Meeting participants confirmed that interventions around pasture management and veterinary services were comprehensive and encompassed multiple levels, from policy and legislative frameworks, institutional development, research and education at national level, to concrete activities at field level. The impact on institutions and policies around pasture management and veterinary services was particularly far-reaching.
“The evaluation noted major achievements as a result of IFAD’s strategic orientation. Notable results on the ground included improved veterinary services, reduced incidence of animal and human diseases, and better access to remote pastures”, affirmed Indran A. Naidoo, IOE Director.
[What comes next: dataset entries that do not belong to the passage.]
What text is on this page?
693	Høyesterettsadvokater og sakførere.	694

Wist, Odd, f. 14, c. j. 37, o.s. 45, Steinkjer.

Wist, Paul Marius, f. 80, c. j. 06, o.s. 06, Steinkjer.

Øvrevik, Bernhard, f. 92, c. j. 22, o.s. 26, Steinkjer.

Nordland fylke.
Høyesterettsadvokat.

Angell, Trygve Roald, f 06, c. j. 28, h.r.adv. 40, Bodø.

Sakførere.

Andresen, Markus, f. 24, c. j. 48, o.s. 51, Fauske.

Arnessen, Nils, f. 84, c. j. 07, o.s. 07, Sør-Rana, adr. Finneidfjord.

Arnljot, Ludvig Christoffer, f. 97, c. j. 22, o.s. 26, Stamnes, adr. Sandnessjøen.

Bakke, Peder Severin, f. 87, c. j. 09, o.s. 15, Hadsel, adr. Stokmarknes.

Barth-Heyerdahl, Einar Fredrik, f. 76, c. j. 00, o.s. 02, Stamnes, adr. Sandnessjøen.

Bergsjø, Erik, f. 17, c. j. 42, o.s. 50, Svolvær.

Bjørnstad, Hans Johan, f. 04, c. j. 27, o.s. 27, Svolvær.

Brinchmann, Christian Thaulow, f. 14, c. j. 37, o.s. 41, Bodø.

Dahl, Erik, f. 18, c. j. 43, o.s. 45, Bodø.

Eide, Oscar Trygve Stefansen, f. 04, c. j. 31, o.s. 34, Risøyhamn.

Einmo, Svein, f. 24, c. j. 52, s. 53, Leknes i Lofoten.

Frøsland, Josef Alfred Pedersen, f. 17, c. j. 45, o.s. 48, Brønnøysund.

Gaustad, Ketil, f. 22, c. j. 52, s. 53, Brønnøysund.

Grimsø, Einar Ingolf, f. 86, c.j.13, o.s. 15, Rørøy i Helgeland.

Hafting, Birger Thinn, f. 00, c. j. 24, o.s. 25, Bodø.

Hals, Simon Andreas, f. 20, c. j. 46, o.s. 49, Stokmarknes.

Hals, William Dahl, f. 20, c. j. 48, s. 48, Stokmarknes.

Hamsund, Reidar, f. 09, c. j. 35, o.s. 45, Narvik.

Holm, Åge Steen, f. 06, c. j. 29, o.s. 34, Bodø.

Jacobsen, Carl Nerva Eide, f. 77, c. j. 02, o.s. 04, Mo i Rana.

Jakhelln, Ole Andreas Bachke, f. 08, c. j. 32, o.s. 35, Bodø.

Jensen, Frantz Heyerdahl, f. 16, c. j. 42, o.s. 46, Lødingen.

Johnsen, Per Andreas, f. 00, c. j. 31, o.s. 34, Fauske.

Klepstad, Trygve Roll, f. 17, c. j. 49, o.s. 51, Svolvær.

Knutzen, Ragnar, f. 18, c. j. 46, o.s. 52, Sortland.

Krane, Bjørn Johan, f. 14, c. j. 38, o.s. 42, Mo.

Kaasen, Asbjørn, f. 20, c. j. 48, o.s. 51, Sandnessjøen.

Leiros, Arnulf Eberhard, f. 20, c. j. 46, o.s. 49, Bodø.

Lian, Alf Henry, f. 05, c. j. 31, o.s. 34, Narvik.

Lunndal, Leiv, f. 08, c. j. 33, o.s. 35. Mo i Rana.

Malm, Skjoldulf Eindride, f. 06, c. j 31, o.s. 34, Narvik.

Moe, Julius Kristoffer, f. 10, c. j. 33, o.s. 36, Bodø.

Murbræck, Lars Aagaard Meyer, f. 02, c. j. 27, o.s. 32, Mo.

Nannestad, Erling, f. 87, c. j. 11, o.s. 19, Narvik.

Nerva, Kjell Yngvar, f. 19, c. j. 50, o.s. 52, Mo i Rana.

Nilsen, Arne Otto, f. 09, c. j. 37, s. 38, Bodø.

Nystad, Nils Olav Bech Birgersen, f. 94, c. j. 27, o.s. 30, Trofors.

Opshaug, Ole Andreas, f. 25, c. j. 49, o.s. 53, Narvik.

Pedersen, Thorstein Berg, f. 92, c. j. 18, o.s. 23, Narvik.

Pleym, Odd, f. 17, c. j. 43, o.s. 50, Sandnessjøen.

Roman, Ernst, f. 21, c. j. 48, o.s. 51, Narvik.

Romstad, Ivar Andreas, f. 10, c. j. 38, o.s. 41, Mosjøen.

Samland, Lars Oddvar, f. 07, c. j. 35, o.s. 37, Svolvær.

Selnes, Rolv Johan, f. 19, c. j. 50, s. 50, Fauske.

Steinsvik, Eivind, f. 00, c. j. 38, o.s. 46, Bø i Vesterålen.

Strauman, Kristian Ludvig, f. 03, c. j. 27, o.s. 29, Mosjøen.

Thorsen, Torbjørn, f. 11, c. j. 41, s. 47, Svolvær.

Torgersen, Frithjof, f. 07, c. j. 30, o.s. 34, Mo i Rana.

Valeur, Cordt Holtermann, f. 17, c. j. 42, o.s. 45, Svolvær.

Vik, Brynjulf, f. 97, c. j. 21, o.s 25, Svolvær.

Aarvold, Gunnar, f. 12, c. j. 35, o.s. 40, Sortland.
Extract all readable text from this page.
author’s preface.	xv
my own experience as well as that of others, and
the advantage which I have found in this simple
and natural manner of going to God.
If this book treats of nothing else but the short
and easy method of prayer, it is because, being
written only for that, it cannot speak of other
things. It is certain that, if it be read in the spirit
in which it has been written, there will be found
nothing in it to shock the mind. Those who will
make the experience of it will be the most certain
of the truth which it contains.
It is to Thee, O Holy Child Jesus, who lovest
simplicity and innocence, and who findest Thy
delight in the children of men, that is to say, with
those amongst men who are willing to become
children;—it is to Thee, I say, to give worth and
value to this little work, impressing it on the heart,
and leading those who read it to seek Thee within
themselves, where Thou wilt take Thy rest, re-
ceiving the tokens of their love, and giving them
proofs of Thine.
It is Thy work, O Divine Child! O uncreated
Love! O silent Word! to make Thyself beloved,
Workshop discussants also noted that the IFAD portfolio facilitated a more balanced use of pasture ecosystems with seasonal rotation, but that this has not been sufficient to reverse – or even to halt – deterioration of pasture productivity over a long term. There is a general consensus that a continued and substantial increase of livestock number in the past years is the most plausible explanation for this decline.
The support to value chain development has also faced numerous challenges. Overall, there was a lack of conceptual clarity in terms of how the interventions were expected to leverage investments and facilitate pro-poor value chain development, instead of subsidizing the operations which were ongoing or would have occurred anyway without the project.
There was also a lack of strategic approach at country programme and project level to promote gender equality and women’s empowerment. The portfolio did not make adequate efforts to challenge the social norms, which have limited women’s participation in project activities and decision-making.
To address these challenges, it is recommended that, in preparation for the new country strategy, IFAD conduct a diagnostic analysis of rural poverty and livelihoods. Other recommendations include adopting a strategic approach to pro-poor value chain and cluster development, articulating the additionality and impact pathways for the rural poor, focusing on consolidating the achievements in pasture management and veterinary services and their sustainability, and strengthening the approach to supporting gender equality and women’s empowerment.
“The findings and lessons of this evaluation will directly feed into the upcoming design of the new country strategy. The country strategy will take as its starting point the Government of Kyrgyzstan’s priorities for the agricultural sector set out in the National Sustainable Development Strategy 2018–2040, which aims at supporting poor rural people to improve their productivity, competitiveness, and diversify their income”, highlighted Ms Dina Saleh, NEN Regional Director.
Kyrgyzstan is a mountainous, landlocked country with a population of 6.6 million, of which 66 per cent live in rural areas. After its independence in 1991, Kyrgyzstan implemented a series of structural reforms to transit to an open market economy. Following an initial decline in 1991-1995, the national economy expanded. The gross domestic product per capita (in current US$) increased from US$395 in 1996 to US$1,374 in 2019. Kyrgyzstan became a member state of IFAD in 1993 and the first IFAD loan was approved in 1995. Since then, seven investment projects have been approved for a total cost of US$254 million, with IFAD financing of US$129 million.